Dia bertanya kepada Bang Kamin.
Bang Kamin
mencoba menjelaskan identitasku dengan menyebut nama almarhum ayahku, tapi
gagal. Ternyata dia tidak hafal.
Ini
kali pertama aku beraudensi dengan Bang Darino. Dia tidak mengenal aku.
Pastilah. Usianya terpaut jauh, mungkin sekira lima sampai tujuh tahun. Dia
seangkatan Bang Kamin dan masih keterkaitan saudara. Ini kesempatan pertama aku
bisa bercakap-cakap dengan Bang Darino.
Ingatanku
melesat ke masa tiga puluhan tahun lalu. Dia pemakai sepeda motor Kawasaki
Merzy yang tidak banyak orang punya. Di mata kami anak-anak angon kerbau,
dialah pemuda sukses yang paling keren sekelurahan, mungkin juga sekecamatan.

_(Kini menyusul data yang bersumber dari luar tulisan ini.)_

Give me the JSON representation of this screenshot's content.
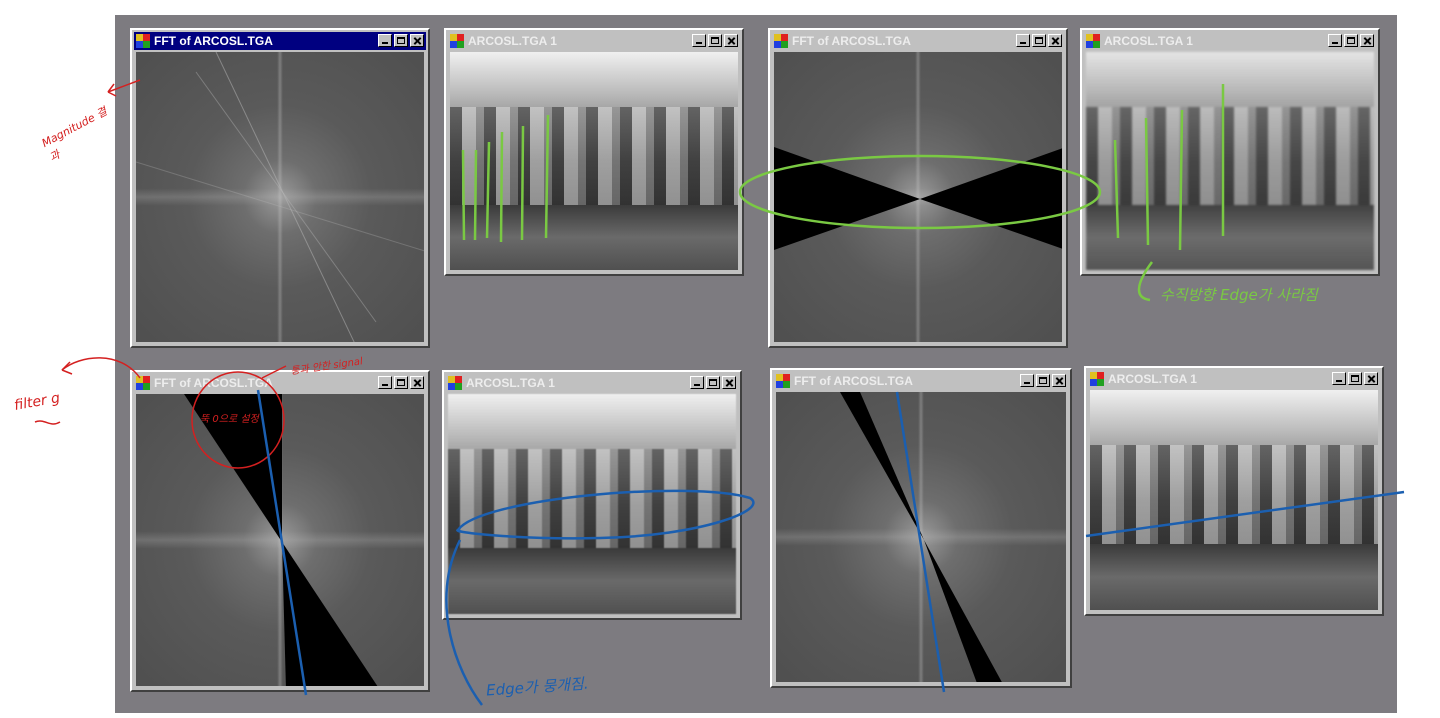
{
  "windows": {
    "fft1": {
      "title": "FFT of ARCOSL.TGA"
    },
    "img1": {
      "title": "ARCOSL.TGA 1"
    },
    "fft2": {
      "title": "FFT of ARCOSL.TGA"
    },
    "img2": {
      "title": "ARCOSL.TGA 1"
    },
    "fft3": {
      "title": "FFT of ARCOSL.TGA"
    },
    "img3": {
      "title": "ARCOSL.TGA 1"
    },
    "fft4": {
      "title": "FFT of ARCOSL.TGA"
    },
    "img4": {
      "title": "ARCOSL.TGA 1"
    }
  },
  "annotations": {
    "magnitude": "Magnitude 결과",
    "filter": "filter g",
    "signal": "통과 안한 signal",
    "passthrough": "뚝 0으로 설정",
    "green_note": "수직방향 Edge가 사라짐",
    "blue_note": "Edge가 뭉개짐."
  },
  "colors": {
    "desktop": "#7d7b80",
    "red_ink": "#d42020",
    "green_ink": "#7ac943",
    "blue_ink": "#1b5fb0"
  }
}
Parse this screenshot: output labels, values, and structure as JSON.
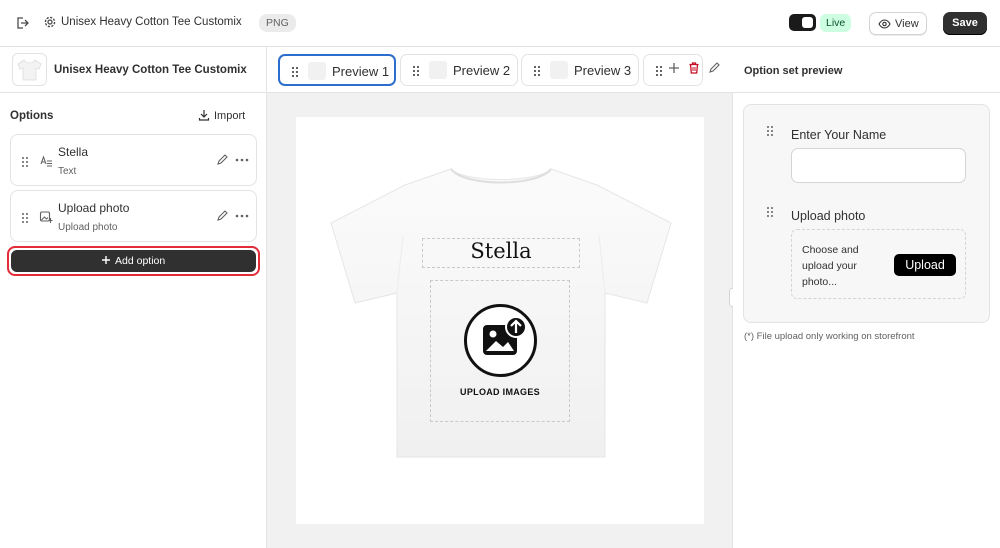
{
  "topbar": {
    "title": "Unisex Heavy Cotton Tee Customix",
    "format_badge": "PNG",
    "live_label": "Live",
    "view_label": "View",
    "save_label": "Save"
  },
  "left_panel": {
    "product_title": "Unisex Heavy Cotton Tee Customix",
    "options_label": "Options",
    "import_label": "Import",
    "options": [
      {
        "name": "Stella",
        "type": "Text"
      },
      {
        "name": "Upload photo",
        "type": "Upload photo"
      }
    ],
    "add_option_label": "Add option"
  },
  "center": {
    "tabs": [
      {
        "label": "Preview 1",
        "active": true
      },
      {
        "label": "Preview 2",
        "active": false
      },
      {
        "label": "Preview 3",
        "active": false
      }
    ],
    "canvas": {
      "text_layer": "Stella",
      "image_layer_label": "UPLOAD IMAGES"
    }
  },
  "right_panel": {
    "title": "Option set preview",
    "fields": [
      {
        "label": "Enter Your Name"
      },
      {
        "label": "Upload photo",
        "hint": "Choose and upload your photo...",
        "button": "Upload"
      }
    ],
    "note": "(*) File upload only working on storefront"
  },
  "colors": {
    "accent_blue": "#2c6ecb",
    "highlight_red": "#e22c38",
    "live_green_bg": "#cdfee1",
    "dark_button": "#303030"
  }
}
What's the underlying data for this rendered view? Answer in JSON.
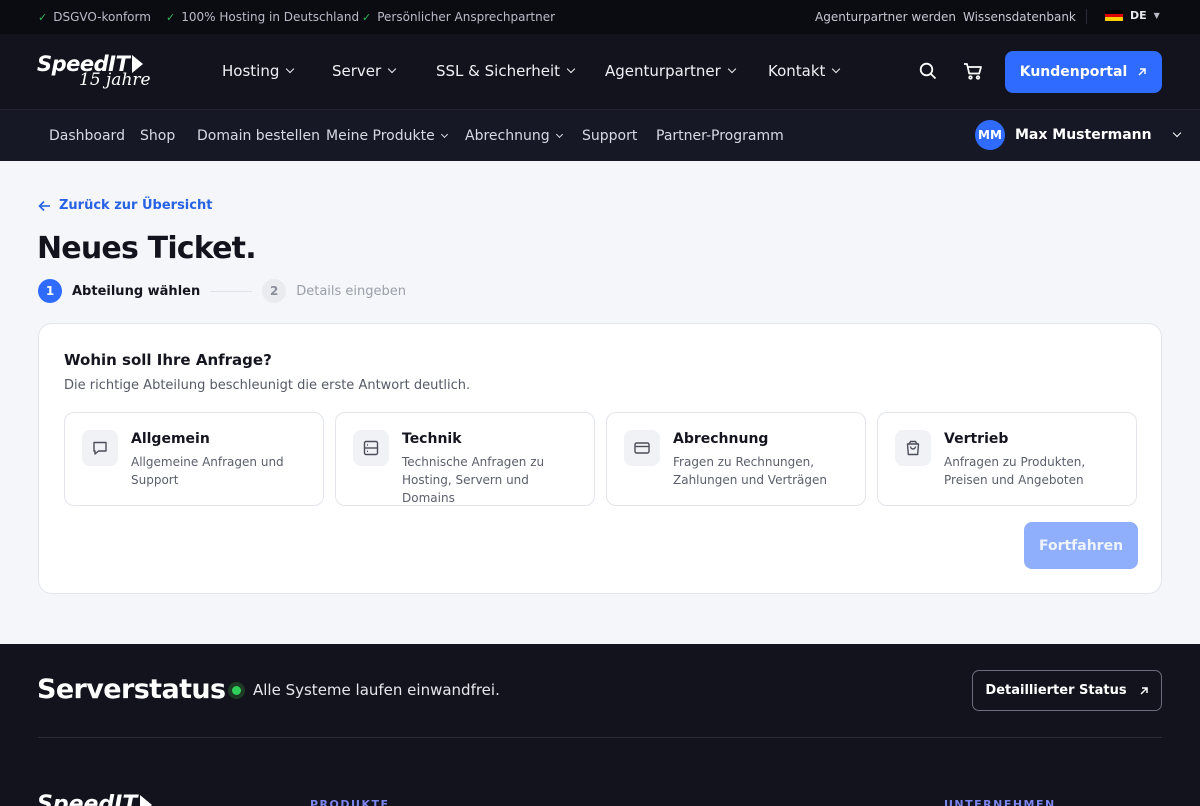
{
  "topbar": {
    "usps": [
      "DSGVO-konform",
      "100% Hosting in Deutschland",
      "Persönlicher Ansprechpartner"
    ],
    "links": [
      "Agenturpartner werden",
      "Wissensdatenbank"
    ],
    "language": "DE"
  },
  "header": {
    "logo_text": "SpeedIT",
    "logo_sub": "15 jahre",
    "nav": [
      "Hosting",
      "Server",
      "SSL & Sicherheit",
      "Agenturpartner",
      "Kontakt"
    ],
    "cta_label": "Kundenportal"
  },
  "subnav": {
    "items": [
      "Dashboard",
      "Shop",
      "Domain bestellen",
      "Meine Produkte",
      "Abrechnung",
      "Support",
      "Partner-Programm"
    ],
    "user_initials": "MM",
    "user_name": "Max Mustermann"
  },
  "main": {
    "back_label": "Zurück zur Übersicht",
    "title": "Neues Ticket.",
    "steps": [
      {
        "num": "1",
        "label": "Abteilung wählen"
      },
      {
        "num": "2",
        "label": "Details eingeben"
      }
    ],
    "card": {
      "title": "Wohin soll Ihre Anfrage?",
      "subtitle": "Die richtige Abteilung beschleunigt die erste Antwort deutlich.",
      "departments": [
        {
          "name": "Allgemein",
          "desc": "Allgemeine Anfragen und Support",
          "icon": "chat-icon"
        },
        {
          "name": "Technik",
          "desc": "Technische Anfragen zu Hosting, Servern und Domains",
          "icon": "server-icon"
        },
        {
          "name": "Abrechnung",
          "desc": "Fragen zu Rechnungen, Zahlungen und Verträgen",
          "icon": "credit-card-icon"
        },
        {
          "name": "Vertrieb",
          "desc": "Anfragen zu Produkten, Preisen und Angeboten",
          "icon": "shopping-bag-icon"
        }
      ],
      "continue_label": "Fortfahren"
    }
  },
  "footer": {
    "status_title": "Serverstatus",
    "status_text": "Alle Systeme laufen einwandfrei.",
    "status_button": "Detaillierter Status",
    "logo_text": "SpeedIT",
    "col_products": "PRODUKTE",
    "col_company": "UNTERNEHMEN"
  },
  "colors": {
    "accent": "#2f6bff",
    "dark_bg": "#12131c",
    "status_ok": "#2fcf5a"
  }
}
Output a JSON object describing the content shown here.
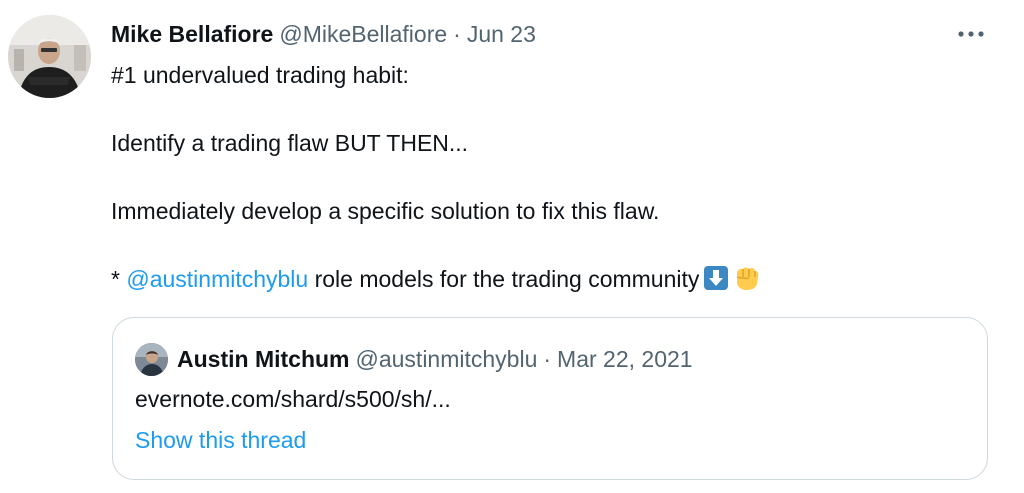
{
  "tweet": {
    "author_name": "Mike Bellafiore",
    "author_handle": "@MikeBellafiore",
    "separator": "·",
    "date": "Jun 23",
    "more_icon": "more-dots-icon",
    "lines": {
      "line1": "#1 undervalued trading habit:",
      "line2": "Identify a trading flaw BUT THEN...",
      "line3": "Immediately develop a specific solution to fix this flaw.",
      "line4_prefix": "* ",
      "line4_mention": "@austinmitchyblu",
      "line4_suffix": " role models for the trading community"
    },
    "emojis": [
      "down-arrow-emoji-icon",
      "fist-emoji-icon"
    ]
  },
  "quote": {
    "author_name": "Austin Mitchum",
    "author_handle": "@austinmitchyblu",
    "separator": "·",
    "date": "Mar 22, 2021",
    "link_text": "evernote.com/shard/s500/sh/...",
    "show_thread": "Show this thread"
  },
  "colors": {
    "text": "#0f1419",
    "secondary": "#536471",
    "accent": "#1d9bf0",
    "border": "#cfd9de"
  }
}
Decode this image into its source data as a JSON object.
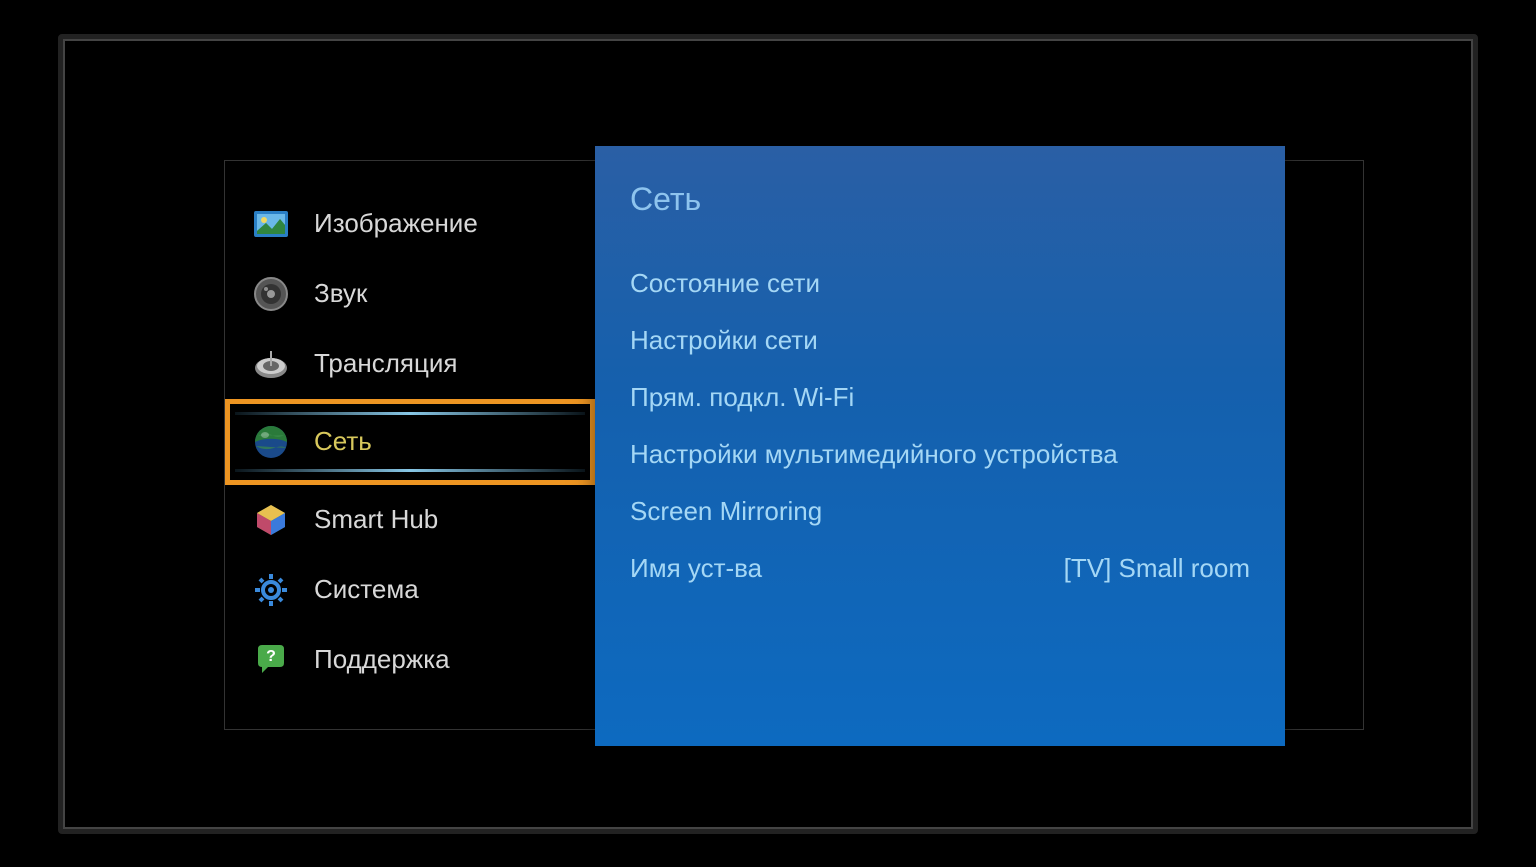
{
  "sidebar": {
    "items": [
      {
        "label": "Изображение",
        "icon": "picture"
      },
      {
        "label": "Звук",
        "icon": "sound"
      },
      {
        "label": "Трансляция",
        "icon": "broadcast"
      },
      {
        "label": "Сеть",
        "icon": "network",
        "selected": true
      },
      {
        "label": "Smart Hub",
        "icon": "smarthub"
      },
      {
        "label": "Система",
        "icon": "system"
      },
      {
        "label": "Поддержка",
        "icon": "support"
      }
    ]
  },
  "panel": {
    "title": "Сеть",
    "items": [
      {
        "label": "Состояние сети"
      },
      {
        "label": "Настройки сети"
      },
      {
        "label": "Прям. подкл. Wi-Fi"
      },
      {
        "label": "Настройки мультимедийного устройства"
      },
      {
        "label": "Screen Mirroring"
      },
      {
        "label": "Имя уст-ва",
        "value": "[TV] Small room"
      }
    ]
  }
}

Sekali waktu aku juga mendapati dia mengendarai mobil Jip Willis yang konon
milik bosnya.
Yang
membuat aku nyaris tidak percaya, kabarnya dia tidak pernah sekolah. Hal itu
diakui oleh beberapa orang yang lebih tua dari aku ketika itu. Hal itu pula
yang kemudian membuat si Dasim, teman kami, tidak mau sekolah walau usianya
telah memasuki empat belas tahun. “Bang Darino saja tidak sekolah!” elak si
Dasim ketika disuruh mendaftar sekolah. Lain halnya bagiku, jika aku tidak
sekolah sulit berharap bisa seperti dia. Di antara kami, anak-anak angon
kerbau, tak ada yang tahu persis pekerjaan pemuda ganteng dan keren tersebut.
“Bagaimana
kabar Bang, sehat?” aku memulai percakapan.
“Alhamdulillah.”
“Anak punya
berapa Bang?”
“Banyak.
Enam.”
“Bini?”
cetus Jodi, temanku yang duduk di sampingnya.
“Empat,
tapi sekarang satu.”
“Wih,
bagaimana ceritanya itu.” Aku menelisik.
“Saya
kawin kontrak.”
“Wah
seru nih?”
“Di
mana proyek, di situ dapat istri. Pindah proyek ganti istri.”
Bang Kamin
mencetus, “Sopir beko dia, kerjanya pindah-pindah.”
“Oh.
Ekskavator.”
“Daripada
ngontrak sendiri gak ada yang ngurusin, mending kawin. Tidur anget. Ada yang
masakin, nyuci pakaian, masuk angin ada yang ngerokin, pegel-pegel ada yang
mencetin.”
“Iya
yah.”
“Saya
jadi kenek, dikit-dikit belajar lama-lama bisa.”
Bang Darino
menjadi tokoh sentral pada obrolan kami malam itu. Kami menjadi pendengar yang
antusias menyimak kisah pengalamannya.
“Gaji
mah gede kali yah?”
“Gaji
saya delapan juta per hari.”
“Wow!”
“Per
kubik tiga puluh lima ribu, per hari sekitar dua ratus tiga puluh kubik. Bayar
karyawan dua orang sejuta, kasih istri sejuta, masuk kantong pribadi enam juta.”
Kami
terperangah. Aku membayangkan, untuk mendapatkan penghasilan segitu aku harus
bekerja dua bulan. Pantaslah, ketika sekali waktu dulu aku melihatnya melintas
di jalan depan rumahku mengendarai Kawasaki Merzy, sepeda motor yang terbilang
mahal saat itu.
“Sampai
sesukses itu, itu sekolahnya sampai tingkat apa Bang?” tanya Jodi lulusan SMP.
“Saya,
SD saja gak lulus, cuma sampai kelas dua. Berhenti. Tanya tuh Kamin. Saya
belajar otodidak. Semua alat berat yang dipunyai bos, saya coba pegang.
Belajar, lalu bisa.
Ekskavator,
buldozer, beko, silinder, forklift saya bisa. Saya selalu ingin tahu. Setelah itu dipercaya bos. Dari gaji
yang terkumpul saya membeli sebuah eskavator. Alhamdulillah,”
“Terus,
itu cerita istri bagaimana?” tanyaku.
“Wah
saya sih, jangan dicontohlah. Tidak baik. Kawin kontrak. Proyek selesai, cerai.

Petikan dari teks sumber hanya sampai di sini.